Der Verdacht einer Kita mit elitärem Touch werde allerdings offenbar seitens der Bremer Behörden gehegt, mutmaßen die Wirtschaftsjunioren. Die Konsequenz: Sobald Unternehmen für ihre Mitarbeiter einen Kita-Platz kaufen wollten, setze es Strafzahlungen. So verlangten die Behörden von diesen Unternehmen 600 Euro pro Monat, also das Doppelte der sonst üblichen Summe. „Wir wissen nicht, wo dieses Strafzahlungen versickern, den Kindern kommen sie jedenfalls nicht zu Gute“, betont Markmann. Der Mangel an Kita-Plätzen sei ganz klar ein Standort-Nachteil, sagt er. Die Kita am Wall ist von sieben bis 17 Uhr und darüber hinaus fast das ganze Jahr über geöffnet.

Hier soll schon bald Werder-Atmosphäre entstehen: der Bolzplatz im Untergeschoss.
Es ist der Kita Walljunioren anzumerken, dass ihr Ilse Wehrmann viel Liebe zum Detail hat angedeihen lassen. Erzogen wird zweisprachig und digital. Im Kita-Restaurant gibt es ein Aquarium. Gleich daneben eine Frischküche. Ab dem 17. Februar sollen die Kleinen hier nach Herzenslust mitkochen und dabei spielerisch lernen können, sich gesund zu ernähren, sagt Kita-Leiterin Hilke Land. Im Untergeschoss gibt es einen Bolzplatz mit zwei Toren und einem Tipi. Für die originale Stadion-Atmosphäre sollen bald Poster aus dem Weserstadion sorgen. Der kleine Béla übt nach Herzenslust Kicken, zuvor hat er mit Hannah in einer Fülle türkis-grüner Bälle getobt.
Jetzt sind sie gerade in den Klettertürmen unterwegs, die mit verschiedenen Strukturen und Materialien gestaltet sind. Ein Highlight für die Kids, das allerdings auch seinen Preis hat. Rund 90 000 Euro haben beide Klettertürme zusammen gekostet, wie Sebastian Schmitt erläutert. „Finanziert haben wir sie ausschließlich über Spendengelder“, fügt er hinzu. Gleich am Eingang der Kita steht eine Popcorn-Maschine.
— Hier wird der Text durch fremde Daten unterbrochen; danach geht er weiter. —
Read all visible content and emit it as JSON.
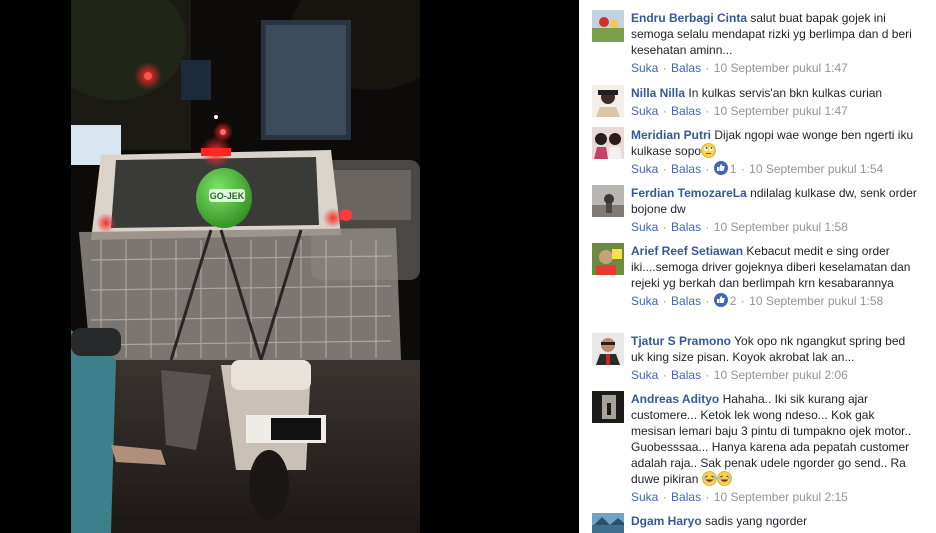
{
  "comments": [
    {
      "author": "Endru Berbagi Cinta",
      "text": "salut buat bapak gojek ini semoga selalu mendapat rizki yg berlimpa dan d beri kesehatan aminn...",
      "like": "Suka",
      "reply": "Balas",
      "time": "10 September pukul 1:47"
    },
    {
      "author": "Nilla Nilla",
      "text": "In kulkas servis'an bkn kulkas curian",
      "like": "Suka",
      "reply": "Balas",
      "time": "10 September pukul 1:47"
    },
    {
      "author": "Meridian Putri",
      "text": "Dijak ngopi wae wonge ben ngerti iku kulkase sopo",
      "emoji": "rolling-eyes-emoji",
      "like": "Suka",
      "reply": "Balas",
      "likes": "1",
      "time": "10 September pukul 1:54"
    },
    {
      "author": "Ferdian TemozareLa",
      "text": "ndilalag kulkase dw, senk order bojone dw",
      "like": "Suka",
      "reply": "Balas",
      "time": "10 September pukul 1:58"
    },
    {
      "author": "Arief Reef Setiawan",
      "text": "Kebacut medit e sing order iki....semoga driver gojeknya diberi keselamatan dan rejeki yg berkah dan berlimpah krn kesabarannya",
      "like": "Suka",
      "reply": "Balas",
      "likes": "2",
      "time": "10 September pukul 1:58"
    },
    {
      "author": "Tjatur S Pramono",
      "text": "Yok opo nk ngangkut spring bed uk king size pisan. Koyok akrobat lak an...",
      "like": "Suka",
      "reply": "Balas",
      "time": "10 September pukul 2:06"
    },
    {
      "author": "Andreas Adityo",
      "text": "Hahaha.. Iki sik kurang ajar customere... Ketok lek wong ndeso... Kok gak mesisan lemari baju 3 pintu di tumpakno ojek motor.. Guobesssaa... Hanya karena ada pepatah customer adalah raja.. Sak penak udele ngorder go send.. Ra duwe pikiran",
      "emoji": "laughing-emoji",
      "like": "Suka",
      "reply": "Balas",
      "time": "10 September pukul 2:15"
    },
    {
      "author": "Dgam Haryo",
      "text": "sadis yang ngorder"
    }
  ],
  "photo": {
    "helmet_text": "GO-JEK"
  },
  "colors": {
    "author": "#365899",
    "link": "#4267b2",
    "meta": "#90949c",
    "text": "#1d2129",
    "theater": "#000000"
  }
}
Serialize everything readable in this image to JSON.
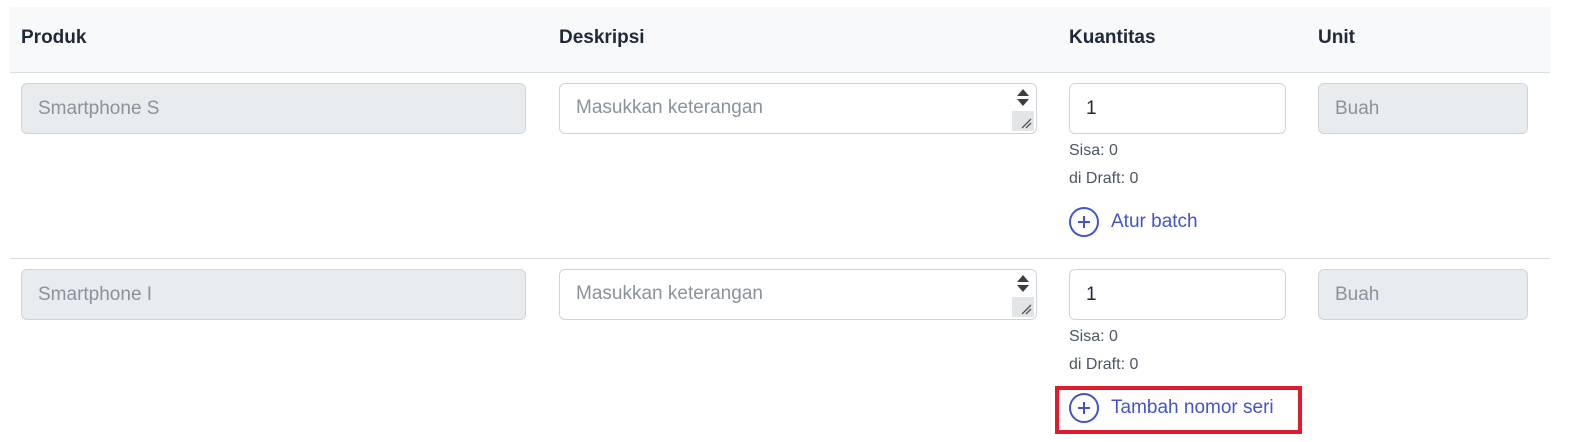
{
  "headers": {
    "produk": "Produk",
    "deskripsi": "Deskripsi",
    "kuantitas": "Kuantitas",
    "unit": "Unit"
  },
  "rows": [
    {
      "produk": "Smartphone S",
      "deskripsi_placeholder": "Masukkan keterangan",
      "kuantitas": "1",
      "unit": "Buah",
      "sisa": "Sisa: 0",
      "draft": "di Draft: 0",
      "action_label": "Atur batch",
      "action_icon": "plus-circle-icon"
    },
    {
      "produk": "Smartphone I",
      "deskripsi_placeholder": "Masukkan keterangan",
      "kuantitas": "1",
      "unit": "Buah",
      "sisa": "Sisa: 0",
      "draft": "di Draft: 0",
      "action_label": "Tambah nomor seri",
      "action_icon": "plus-circle-icon"
    }
  ],
  "colors": {
    "accent": "#4255c8",
    "highlight": "#e21b2c"
  }
}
Und auch eine Außenspielfläche in den Wallanlagen soll es geben, sofern denn die Genehmigung seitens der Behörde vorliegen sollte. Für das neue Kita-Jahr, das im August beginnt, suchen die Walljunioren schon jetzt fünf zusätzliche Erziehende. Angesprochen auf die hohe Fluktuation des Personals, versichert Nils Hofert vom Pme-Familienservice, dass das lediglich in der Startphase das Problem gewesen sein mag: „Wenn Sie in der angespannten Situation, in der wir uns befinden, nicht sofort zugreifen und die Leute einstellen, dann ist der Markt plötzlich wie leer gefegt“. Erst in der Probezeit kristallisiere sich dann heraus, ob die Chemie tatsächlich stimme. Außerdem habe so manche Erzieherin die Kita verlassen, weil sie ein Kind erwartete, sagt er.